14 Responses to “Superficial Crawling SEO Strategies”

  1. Andy H Says:

    Awesome post man.. and right on.

  2. alex Says:

    great article! I agree with you in “a great architecture is now the most important thing”.

  3. Cary Says:

    One of my sites got hit badly by Big Daddy, while my others continue to do well… it’s driving me batty, I’m still trying to figure out what it is about this one site that has caused its demise.

    I already use SiteMaps, but perhaps I need to work on my site architecture and deep-linking.

    Of course, getting deep-links isn’t all that easy to do these days…

  4. Phantombookman Says:

    An excellent post, I suspect in time to come your name will be mentioned whenever the ‘crawling sandbox’ is mentioned.

    I hope it’s temporary but I suspect you have coined a term for a new problem that will plague a lot of people

  5. BooTCaT Says:

    Hey ,u r right on the Uber Microsite and The one page site , ( ALL or nothing ) .
    I have even seen Seth Godin follow it .

    Nice Article

  6. Matt McGee Says:

    Great post, Michael. I’m curious about your suggestion that a “miniscule amount of trust” may come from using Sitemaps. I’ve seen other posts (also by people I respect) suggesting there may be some small benefit to using Google Analytics.

    Is there any consensus growing that Google would reward, even slightly, sites that use Google’s own tools? I suppose the reward could be better crawling or better ranking…..

  7. shandyking Says:

    Based on your assessments, it sounds like long sales letter sites are the way to go.

  8. Trisha Says:

    Luckily my sites don’t seem to have been hurt by Big Daddy, but mine still have a long ways to go anyway in terms of getting traffic, rankings, etc. On one I haven’t added any new pages for quite a while but need to soon, I wonder how long it will now take for the new pages to be spidered? It should be interesting anyway to see what happens.

  9. John Andrews Says:

    Fifty billion half-empty directories and 40 million affiliate shopping carts of the same “marital aids” are currently suppressed by Google. They will soon rise again, under the new footprints laid out by Graywolf in June of 2006.
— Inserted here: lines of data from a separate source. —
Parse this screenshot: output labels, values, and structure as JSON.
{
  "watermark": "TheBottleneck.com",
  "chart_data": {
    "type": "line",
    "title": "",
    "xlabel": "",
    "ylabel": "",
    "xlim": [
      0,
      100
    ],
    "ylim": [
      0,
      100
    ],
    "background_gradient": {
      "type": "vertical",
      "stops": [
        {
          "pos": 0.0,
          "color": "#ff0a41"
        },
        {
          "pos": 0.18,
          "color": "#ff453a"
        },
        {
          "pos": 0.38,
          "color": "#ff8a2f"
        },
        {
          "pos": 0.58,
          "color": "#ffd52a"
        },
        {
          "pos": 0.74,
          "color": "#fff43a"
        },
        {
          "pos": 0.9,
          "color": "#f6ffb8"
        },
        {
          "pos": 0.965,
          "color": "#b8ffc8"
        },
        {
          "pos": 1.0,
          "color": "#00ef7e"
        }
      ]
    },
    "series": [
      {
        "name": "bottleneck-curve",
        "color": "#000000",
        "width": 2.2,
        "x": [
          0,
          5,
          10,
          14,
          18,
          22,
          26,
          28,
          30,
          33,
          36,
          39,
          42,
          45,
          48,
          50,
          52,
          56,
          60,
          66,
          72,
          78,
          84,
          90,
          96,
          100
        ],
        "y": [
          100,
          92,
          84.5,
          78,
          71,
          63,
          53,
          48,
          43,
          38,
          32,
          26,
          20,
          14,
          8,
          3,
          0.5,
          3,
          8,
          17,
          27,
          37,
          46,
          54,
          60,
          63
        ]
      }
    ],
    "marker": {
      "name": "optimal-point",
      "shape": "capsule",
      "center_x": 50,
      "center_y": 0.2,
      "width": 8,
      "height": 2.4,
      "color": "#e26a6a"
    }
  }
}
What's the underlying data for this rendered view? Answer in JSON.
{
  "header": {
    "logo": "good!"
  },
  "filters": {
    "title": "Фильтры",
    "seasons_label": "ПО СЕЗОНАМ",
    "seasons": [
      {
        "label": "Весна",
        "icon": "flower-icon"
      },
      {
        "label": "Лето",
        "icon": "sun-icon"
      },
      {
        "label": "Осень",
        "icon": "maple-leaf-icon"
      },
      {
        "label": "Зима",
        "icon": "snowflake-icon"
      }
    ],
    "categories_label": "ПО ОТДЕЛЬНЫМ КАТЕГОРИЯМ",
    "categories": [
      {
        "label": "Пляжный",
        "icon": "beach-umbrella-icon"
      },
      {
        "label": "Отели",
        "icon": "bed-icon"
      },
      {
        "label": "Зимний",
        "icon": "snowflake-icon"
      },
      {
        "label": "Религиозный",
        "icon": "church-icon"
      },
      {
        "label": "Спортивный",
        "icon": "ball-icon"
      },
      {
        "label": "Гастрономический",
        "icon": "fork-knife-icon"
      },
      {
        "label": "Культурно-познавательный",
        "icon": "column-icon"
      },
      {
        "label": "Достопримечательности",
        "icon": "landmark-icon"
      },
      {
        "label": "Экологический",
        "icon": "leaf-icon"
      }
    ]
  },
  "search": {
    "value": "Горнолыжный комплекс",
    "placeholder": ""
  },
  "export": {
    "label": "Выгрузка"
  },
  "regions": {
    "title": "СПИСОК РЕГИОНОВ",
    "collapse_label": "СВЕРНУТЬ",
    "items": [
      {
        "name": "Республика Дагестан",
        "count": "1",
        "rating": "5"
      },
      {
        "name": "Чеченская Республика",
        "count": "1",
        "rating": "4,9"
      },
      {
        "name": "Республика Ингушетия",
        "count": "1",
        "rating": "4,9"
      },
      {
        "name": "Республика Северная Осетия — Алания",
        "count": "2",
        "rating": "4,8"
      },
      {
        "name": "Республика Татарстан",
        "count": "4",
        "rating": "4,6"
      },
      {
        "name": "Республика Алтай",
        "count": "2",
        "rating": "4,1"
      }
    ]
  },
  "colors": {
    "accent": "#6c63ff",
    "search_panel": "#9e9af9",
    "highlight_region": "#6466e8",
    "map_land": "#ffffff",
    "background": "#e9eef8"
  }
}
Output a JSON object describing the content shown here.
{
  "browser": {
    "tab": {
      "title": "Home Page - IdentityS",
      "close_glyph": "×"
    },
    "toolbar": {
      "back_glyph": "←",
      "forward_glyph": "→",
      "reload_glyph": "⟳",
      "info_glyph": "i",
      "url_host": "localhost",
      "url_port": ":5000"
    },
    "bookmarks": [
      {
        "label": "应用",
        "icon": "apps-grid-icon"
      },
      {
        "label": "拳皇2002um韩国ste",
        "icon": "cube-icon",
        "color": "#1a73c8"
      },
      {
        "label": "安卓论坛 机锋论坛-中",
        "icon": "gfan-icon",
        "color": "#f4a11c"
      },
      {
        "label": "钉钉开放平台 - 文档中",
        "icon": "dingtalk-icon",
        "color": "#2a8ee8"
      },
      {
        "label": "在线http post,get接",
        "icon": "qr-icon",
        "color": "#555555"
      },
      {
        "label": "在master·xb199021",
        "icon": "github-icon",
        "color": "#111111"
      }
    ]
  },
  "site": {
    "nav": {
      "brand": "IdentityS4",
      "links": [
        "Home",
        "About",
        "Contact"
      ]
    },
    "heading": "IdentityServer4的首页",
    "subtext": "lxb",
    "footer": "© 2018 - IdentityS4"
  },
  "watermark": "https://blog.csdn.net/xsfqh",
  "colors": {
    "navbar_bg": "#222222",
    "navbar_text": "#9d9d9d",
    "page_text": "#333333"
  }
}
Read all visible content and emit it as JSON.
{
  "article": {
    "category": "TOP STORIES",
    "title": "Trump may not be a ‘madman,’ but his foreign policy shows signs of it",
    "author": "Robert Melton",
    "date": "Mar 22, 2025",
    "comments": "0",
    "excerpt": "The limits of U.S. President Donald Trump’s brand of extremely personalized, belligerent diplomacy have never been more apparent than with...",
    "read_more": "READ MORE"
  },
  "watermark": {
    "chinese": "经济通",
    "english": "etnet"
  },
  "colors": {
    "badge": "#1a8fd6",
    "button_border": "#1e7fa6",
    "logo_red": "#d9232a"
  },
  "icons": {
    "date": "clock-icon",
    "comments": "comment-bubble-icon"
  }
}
    Is the “thought leadership” opportunity really worth all the hassle?

  10. ron angel Says:

    Very Interesting I dont agree with everything you say (can I say that…) but 90% ok but then again I am not expert in this field only working from eXperence and luck!

  11. Aaron Pratt Says:

    Me watches Michael’s Alexa rank currently drop to 18k. :)

    To get an indicator of all of the above you do not even need to follow any of the links, or read any posts, or visit any blogs, or forums, just spend a week in Google Sitemaps Group for the BIG picture.

    What Michael says is pretty much accurate give or take a few.

  12. Scott Corbett Says:

    As an ecommerce store owner, I’m chagrined by the possibility of shallower crawling. If Michael’s observations are accurate, it seems as if my homepage and category pages may still be crawled regularly but my product pages may not be. This will definately hurt me because of course the product pages are in less competitive spaces and I depend on them achieving higher rankings (albeit for the long-tail terms) sooner than upper-level pages. I’ll continue to use sitemaps, but my sites are well in excess of 100 pages, so the benefit may be limited. Hmmm.

  13. flyboy Says:

    I still can’t figure out why none of you guys understand the logic behind the sandbox.

    You make a website, it doesn’t get indexed immediately (like it does at MSN search), what is your only option….buy adwords….right.

    Well wait a minute, if that’s true then that’s illegal….let’s go ask Google if the sandbox really exists.

    Google response: “The sandbox does not exist, it never existed, it never will.”

    Is it really that hard for you guys to see ???????? Jeeze, loss of internal pages just means more forced adwords buys. Get it?

  14. Taryn Rose Says:

    Sandbox sure do exist. One of my website have all pages labeled supplemental. Its a general tutorials website. Don’t understand why would Google sandbox it.